ディスカバリー創設者も追随
ソニーは3月18日、インターネット経由でテレビ放送を再送信・配信する有料サービス『PlayStaion Vue(プレイステーション・ビュー)』(以下、PSビュー)をスタートしたと発表した。PSビューに加入すれば、地上波テレビCBSネットワーク、Foxネットワーク、NBCネットワークのほか、ケービル局USAネットワークやTBS、さらにはニュース専門局Foxニュース・チャンネルなど50チャンネル以上を、CATV、衛星放送、電話会社が提供する映像サービス「ペイテレビ」加入者と同様、リアルタイムで視聴することが出来る。放送後の番組を検索機能を使って見逃し視聴ができるオンデマンド・サービスも合わせて提供する。
ソニーは、高額加入料を嫌ってペイテレビ・サービス解約に踏み切る若者を中心とした“コードカッター”とブロードバンドのみに加入する約1000万世帯の取り込みを狙ている。しかし、PSビューの月額料金が49.99㌦と他SVOD(有料オンデマンド)サービスなどにくらべ高額、プレイステーション保有が条件になること、4大ネットワークの一角ABCネットワークや人気スポーツ専門局「ESPN」が含まれていないことがハンディになる可能性もありそうだ。
PSビューは当面、ニューヨーク、シカゴ、フィラデルフィアの3市場に限定。
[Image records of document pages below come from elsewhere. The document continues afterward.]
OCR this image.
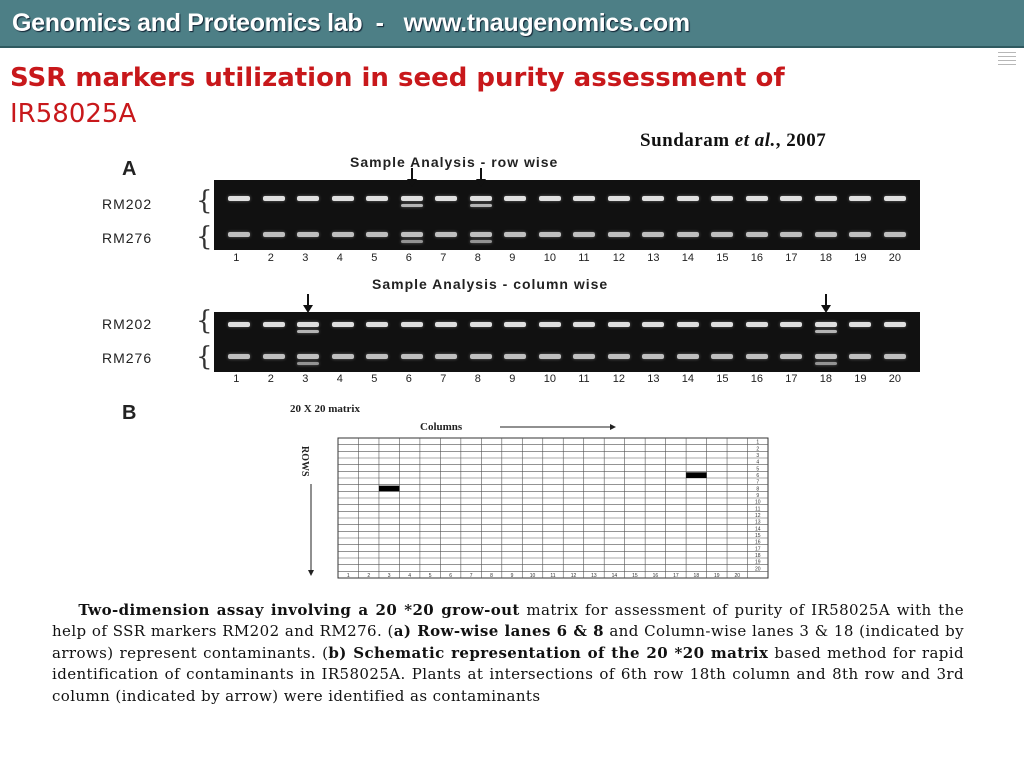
Genomics and Proteomics lab  -   www.tnaugenomics.com
SSR markers utilization in seed purity assessment of
IR58025A
Sundaram et al., 2007
A	Sample Analysis - row wise
Sample Analysis - column wise
RM202
RM276
{
{
RM202
RM276
{
{
1	2	3	4	5	6	7	8	9	10 11 12 13 14 15 16 17 18 19 20
1	2	3	4	5	6	7	8	9	10 11 12 13 14 15 16 17 18 19 20
B	20 X 20 matrix
Columns
ROWS
1
2
3
4
5
6
7
8
9
10
11
12
13
14
15
16
17
18
19
20
1	2	3	4	5	6	7	8	9	10	11	12	13	14	15	16	17	18	19	20
Two-dimension assay involving a 20 *20 grow-out matrix for assessment of purity of IR58025A with the help of SSR markers RM202 and RM276. (a) Row-wise lanes 6 & 8 and Column-wise lanes 3 & 18 (indicated by arrows) represent contaminants. (b) Schematic representation of the 20 *20 matrix based method for rapid identification of contaminants in IR58025A. Plants at intersections of 6th row 18th column and 8th row and 3rd column (indicated by arrow) were identified as contaminants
段階を追って全米展開をする予定。アップル社のタブレット「アイパッド」でもアクセスが可能になるという。
また同日、科学やテクノロジーなどのテーマに特化したノンフィクション番組を提供するSVODサービス『CuriosityStream(キュリオシティー・ストリーム)』も登場した。同サービスはドキュメンタリー番組専門局「ディスカバリー・チャンネル」の創設者ジョン・ヘンドリックス氏が立ち上げたもの。月額料金はSD(標準画質)版が2㌦99㌣、720pHD(高精細度画質)が3㌦99㌣、1080pHDが5㌦99㌣、4K版が9ドル99㌣に設定された。キュリオシティーが保有する800タイトルの番組に加え、NHKや英BBCなどが制作するオリジナル作品も視聴できるようになるという。
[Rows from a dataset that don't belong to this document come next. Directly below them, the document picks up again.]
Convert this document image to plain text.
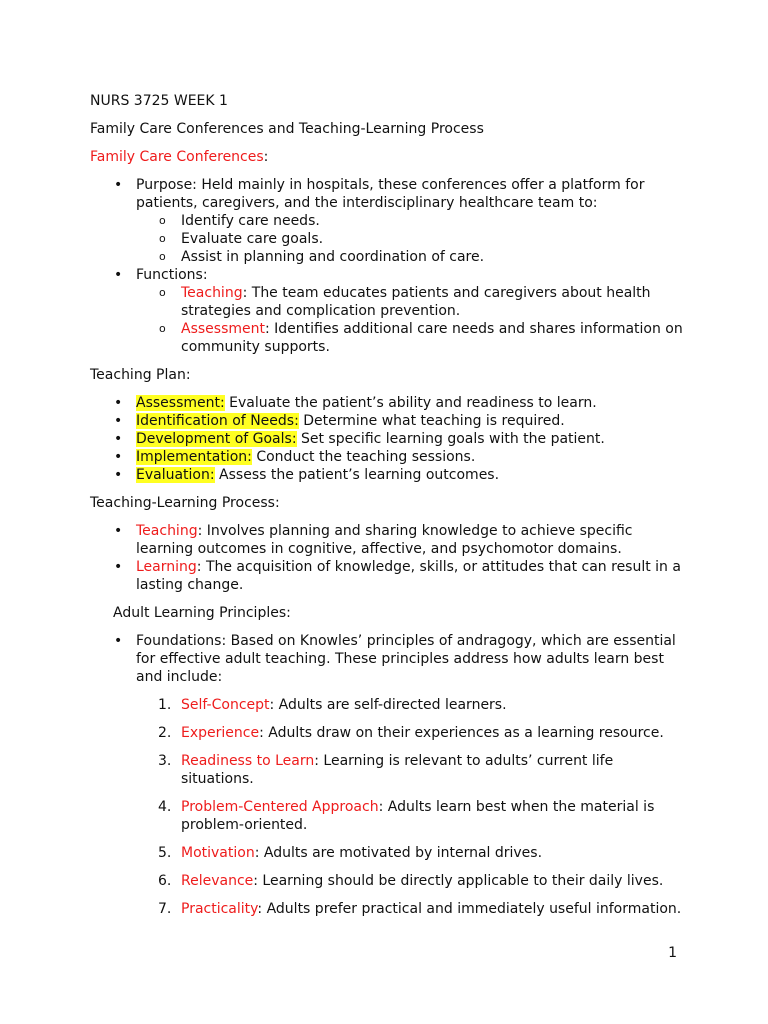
NURS 3725 WEEK 1

Family Care Conferences and Teaching-Learning Process

Family Care Conferences:

• Purpose: Held mainly in hospitals, these conferences offer a platform for patients, caregivers, and the interdisciplinary healthcare team to:
o Identify care needs.
o Evaluate care goals.
o Assist in planning and coordination of care.
• Functions:
o Teaching: The team educates patients and caregivers about health strategies and complication prevention.
o Assessment: Identifies additional care needs and shares information on community supports.

Teaching Plan:

• Assessment: Evaluate the patient’s ability and readiness to learn.
• Identification of Needs: Determine what teaching is required.
• Development of Goals: Set specific learning goals with the patient.
• Implementation: Conduct the teaching sessions.
• Evaluation: Assess the patient’s learning outcomes.

Teaching-Learning Process:

• Teaching: Involves planning and sharing knowledge to achieve specific learning outcomes in cognitive, affective, and psychomotor domains.
• Learning: The acquisition of knowledge, skills, or attitudes that can result in a lasting change.

Adult Learning Principles:

• Foundations: Based on Knowles’ principles of andragogy, which are essential for effective adult teaching. These principles address how adults learn best and include:
1. Self-Concept: Adults are self-directed learners.
2. Experience: Adults draw on their experiences as a learning resource.
3. Readiness to Learn: Learning is relevant to adults’ current life situations.
4. Problem-Centered Approach: Adults learn best when the material is problem-oriented.
5. Motivation: Adults are motivated by internal drives.
6. Relevance: Learning should be directly applicable to their daily lives.
7. Practicality: Adults prefer practical and immediately useful information.
1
ディスカバリーの会長を昨年5月に退任したヘンドリック氏は、相次ぐネット上の番組配信サービス立ち上げについて、「これは革命だ。(テレビ視聴方法に)地殻変動が起き始めている」と語っている。
米国では昨年暮以来、インターネット・テレビサービスの立ち上げが目白押し。アップル社などもPSビューに似通ったサービスを予定している。